The flying foxes (bats) in Sydney’s Hyde Park. They are an extreme statement of wildness very close at hand.

It is not skill, knowledge, intellect,
good luck or bad, but choosing
to feel the strange notes
of our wildness,
for there is not nothingness
despite the easy magic
of despair.

Another moment spent in the company of Terrance Keenan (along with a few others I’ve had in the past, here and here.) The “strange notes of our wildness” as well as the “easy magic” of our darker days—these are both zones I know well.

I am coupling this with another deep dive poem by the good and gentle William Stafford. He speaks with a sage’s measured gait, cutting right past everything that is moving so fast that it stays on the surface of things and can’t get seep down into the root system.

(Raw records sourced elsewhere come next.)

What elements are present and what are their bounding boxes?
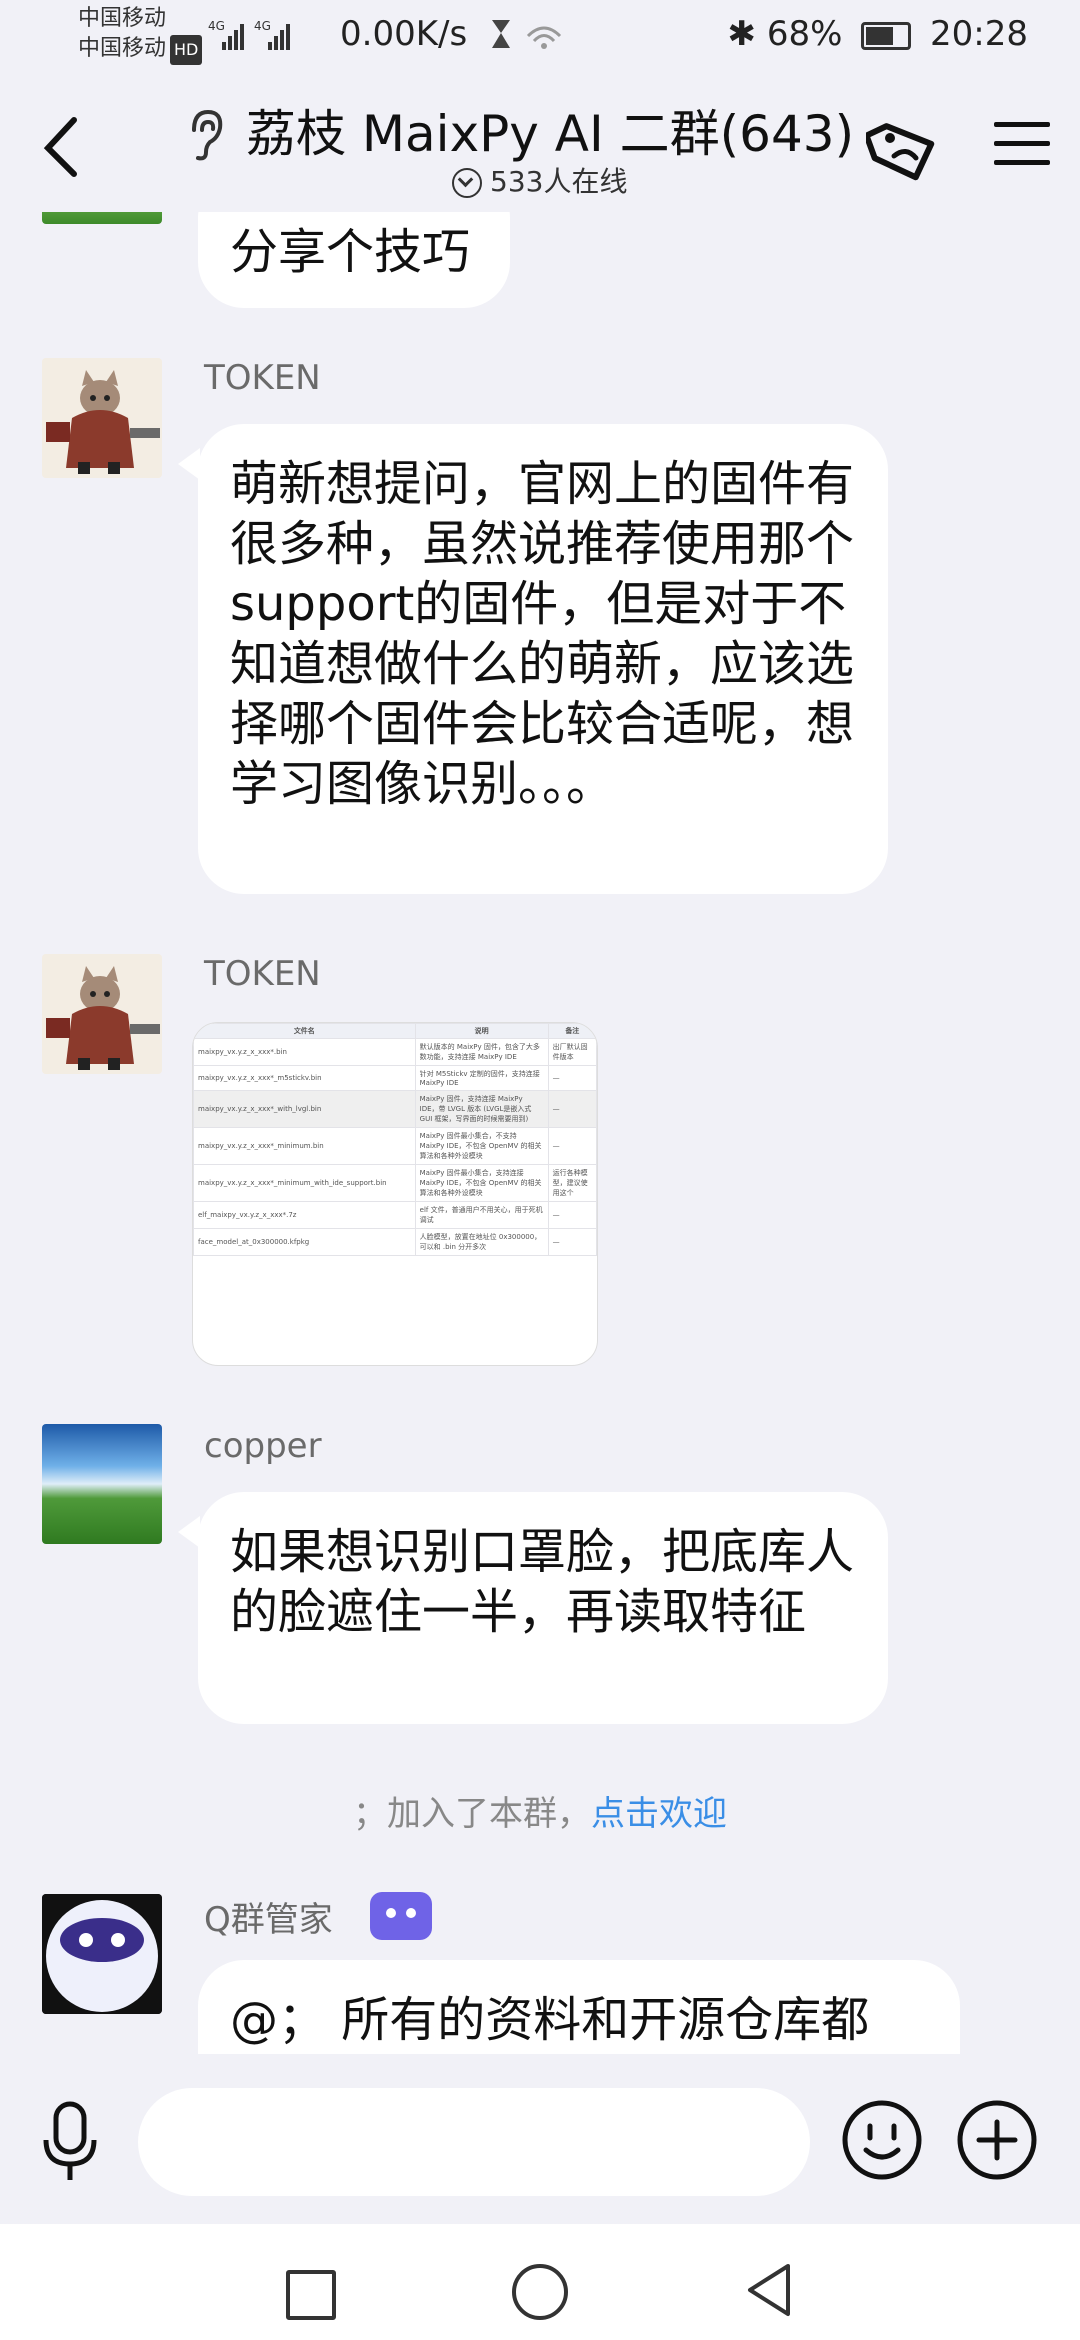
online-count[interactable]: 533人在线 — [452, 160, 627, 200]
sender-name[interactable]: Q群管家 — [204, 1892, 333, 1941]
robot-icon — [370, 1892, 432, 1940]
nav-back-button[interactable] — [744, 2262, 794, 2318]
group-title[interactable]: 荔枝 MaixPy AI 二群(643) — [246, 94, 854, 166]
message-bubble[interactable]: 分享个技巧 — [198, 212, 511, 308]
table-cell: 出厂默认固件版本 — [547, 1038, 597, 1066]
sender-name[interactable]: copper — [204, 1426, 322, 1466]
avatar[interactable] — [42, 954, 162, 1074]
back-button[interactable] — [36, 112, 86, 182]
table-cell: — — [547, 1228, 597, 1256]
system-nav-bar — [0, 2224, 1080, 2340]
table-header: 说明 — [414, 1023, 549, 1039]
clock: 20:28 — [930, 14, 1028, 54]
table-cell: maixpy_vx.y.z_x_xxx*_m5stickv.bin — [193, 1065, 416, 1091]
avatar[interactable] — [42, 212, 162, 224]
table-row: maixpy_vx.y.z_x_xxx*_minimum_with_ide_su… — [193, 1164, 597, 1202]
bluetooth-icon: ✱ — [727, 14, 757, 54]
table-cell: — — [547, 1090, 597, 1128]
recents-button[interactable] — [286, 2270, 336, 2320]
message-text: 萌新想提问，官网上的固件有很多种，虽然说推荐使用那个support的固件，但是对… — [230, 456, 855, 812]
welcome-link[interactable]: 点击欢迎 — [591, 1794, 727, 1834]
table-row: maixpy_vx.y.z_x_xxx*_minimum.bin MaixPy 固… — [193, 1127, 597, 1165]
table-header: 备注 — [547, 1023, 597, 1039]
table-cell: — — [547, 1065, 597, 1091]
avatar[interactable] — [42, 1894, 162, 2014]
table-cell: face_model_at_0x300000.kfpkg — [193, 1228, 416, 1256]
firmware-table: 文件名 说明 备注 maixpy_vx.y.z_x_xxx*.bin 默认版本的 Ma… — [193, 1023, 597, 1256]
status-bar: 中国移动 中国移动 HD 4G 4G 0.00K/s ✱ 68% 20:28 — [0, 0, 1080, 72]
net-speed: 0.00K/s — [340, 14, 468, 54]
sender-name[interactable]: TOKEN — [204, 954, 321, 994]
message-bubble[interactable]: 萌新想提问，官网上的固件有很多种，虽然说推荐使用那个support的固件，但是对… — [198, 424, 888, 894]
message-bubble[interactable]: 如果想识别口罩脸，把底库人的脸遮住一半，再读取特征 — [198, 1492, 888, 1724]
table-cell: 针对 M5Stickv 定制的固件，支持连接 MaixPy IDE — [414, 1065, 549, 1091]
avatar[interactable] — [42, 358, 162, 478]
hd-badge: HD — [170, 35, 203, 65]
battery-icon — [861, 21, 912, 50]
table-cell: 运行各种模型，建议使用这个 — [547, 1164, 597, 1202]
hourglass-icon — [488, 16, 568, 60]
emoji-icon[interactable] — [840, 2098, 924, 2182]
table-row: face_model_at_0x300000.kfpkg 人脸模型，放置在地址位 … — [193, 1228, 597, 1256]
tag-icon[interactable] — [863, 114, 940, 188]
table-cell: 默认版本的 MaixPy 固件，包含了大多数功能，支持连接 MaixPy IDE — [414, 1038, 549, 1066]
chat-area[interactable]: 分享个技巧 TOKEN 萌新想提问，官网上的固件有很多种，虽然说推荐使用那个su… — [0, 212, 1080, 2054]
table-row: maixpy_vx.y.z_x_xxx*_with_lvgl.bin MaixPy… — [193, 1090, 597, 1128]
table-cell: MaixPy 固件，支持连接 MaixPy IDE，带 LVGL 版本 (LVG… — [414, 1090, 549, 1128]
table-cell: — — [547, 1201, 597, 1229]
table-row: maixpy_vx.y.z_x_xxx*.bin 默认版本的 MaixPy 固件，… — [193, 1038, 597, 1066]
chat-header: 荔枝 MaixPy AI 二群(643) 533人在线 — [0, 72, 1080, 212]
carrier-2: 中国移动 — [78, 36, 167, 61]
avatar[interactable] — [42, 1424, 162, 1544]
bubble-tail — [178, 1516, 200, 1548]
message-text: @； 所有的资料和开源仓库都 — [230, 1992, 870, 2048]
svg-text:4G: 4G — [208, 19, 225, 33]
table-header: 文件名 — [193, 1023, 416, 1039]
menu-button[interactable] — [994, 122, 1050, 172]
chevron-down-circle-icon — [452, 168, 482, 198]
chevron-left-icon — [43, 117, 77, 177]
online-count-text: 533人在线 — [490, 165, 628, 198]
microphone-icon[interactable] — [40, 2100, 100, 2184]
message-text: 分享个技巧 — [230, 224, 471, 280]
battery-percent: 68% — [766, 14, 843, 54]
ear-icon[interactable] — [186, 108, 226, 164]
table-cell: maixpy_vx.y.z_x_xxx*_minimum_with_ide_su… — [193, 1164, 416, 1202]
table-cell: elf_maixpy_vx.y.z_x_xxx*.7z — [193, 1201, 416, 1229]
table-row: maixpy_vx.y.z_x_xxx*_m5stickv.bin 针对 M5St… — [193, 1065, 597, 1091]
message-text: 如果想识别口罩脸，把底库人的脸遮住一半，再读取特征 — [230, 1524, 855, 1640]
bubble-tail — [178, 448, 200, 480]
carrier-1: 中国移动 — [78, 6, 167, 31]
table-cell: MaixPy 固件最小集合，不支持 MaixPy IDE，不包含 OpenMV … — [414, 1127, 549, 1165]
triangle-back-icon — [748, 2264, 790, 2316]
battery-level — [866, 26, 894, 45]
table-cell: 人脸模型，放置在地址位 0x300000，可以和 .bin 分开多次 — [414, 1228, 549, 1256]
table-cell: — — [547, 1127, 597, 1165]
signal-icon: 4G 4G — [208, 18, 318, 57]
sender-name[interactable]: TOKEN — [204, 358, 321, 398]
status-right: ✱ 68% 20:28 — [728, 14, 1029, 54]
svg-text:4G: 4G — [254, 19, 271, 33]
message-input[interactable] — [138, 2088, 810, 2196]
table-cell: MaixPy 固件最小集合，支持连接 MaixPy IDE，不包含 OpenMV… — [414, 1164, 549, 1202]
table-row: elf_maixpy_vx.y.z_x_xxx*.7z elf 文件，普通用户不用… — [193, 1201, 597, 1229]
message-bubble[interactable]: @； 所有的资料和开源仓库都 — [198, 1960, 960, 2054]
notice-text: ；加入了本群， — [353, 1794, 591, 1834]
table-cell: maixpy_vx.y.z_x_xxx*_with_lvgl.bin — [193, 1090, 416, 1128]
image-message[interactable]: 文件名 说明 备注 maixpy_vx.y.z_x_xxx*.bin 默认版本的 Ma… — [192, 1022, 598, 1366]
carrier-info: 中国移动 中国移动 HD — [78, 4, 203, 65]
input-bar — [0, 2054, 1080, 2224]
plus-icon[interactable] — [955, 2098, 1039, 2182]
home-button[interactable] — [512, 2264, 568, 2320]
table-cell: elf 文件，普通用户不用关心，用于死机调试 — [414, 1201, 549, 1229]
table-cell: maixpy_vx.y.z_x_xxx*.bin — [193, 1038, 416, 1066]
system-notice: ；加入了本群，点击欢迎 — [0, 1786, 1080, 1835]
table-cell: maixpy_vx.y.z_x_xxx*_minimum.bin — [193, 1127, 416, 1165]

I just love this man’s point of view.

A Ritual To Read To Each Other

If you don’t know the kind of person I am
and I don’t know the kind of person you are
a pattern that others made may prevail in the world
and following the wrong god home we may miss our star.

For there is many a small betrayal in the mind,
a shrug that lets the fragile sequence break
sending with shouts the horrible errors of childhood
storming out to play through the broken dike.

And as elephants parade holding each elephant’s tail,
but if one wanders the circus won’t find the park,
I call it cruel and maybe the root of all cruelty
to know what occurs but not recognize the fact.

And so I appeal to a voice, to something shadowy,
a remote important region in all who talk:
though we could fool each other, we should consider—
lest the parade of our mutual life get lost in the dark.

For it is important that awake people be awake,
or a breaking line may discourage them back to sleep;
the signals we give—yes or no, or maybe—
should be clear: the darkness around us is deep.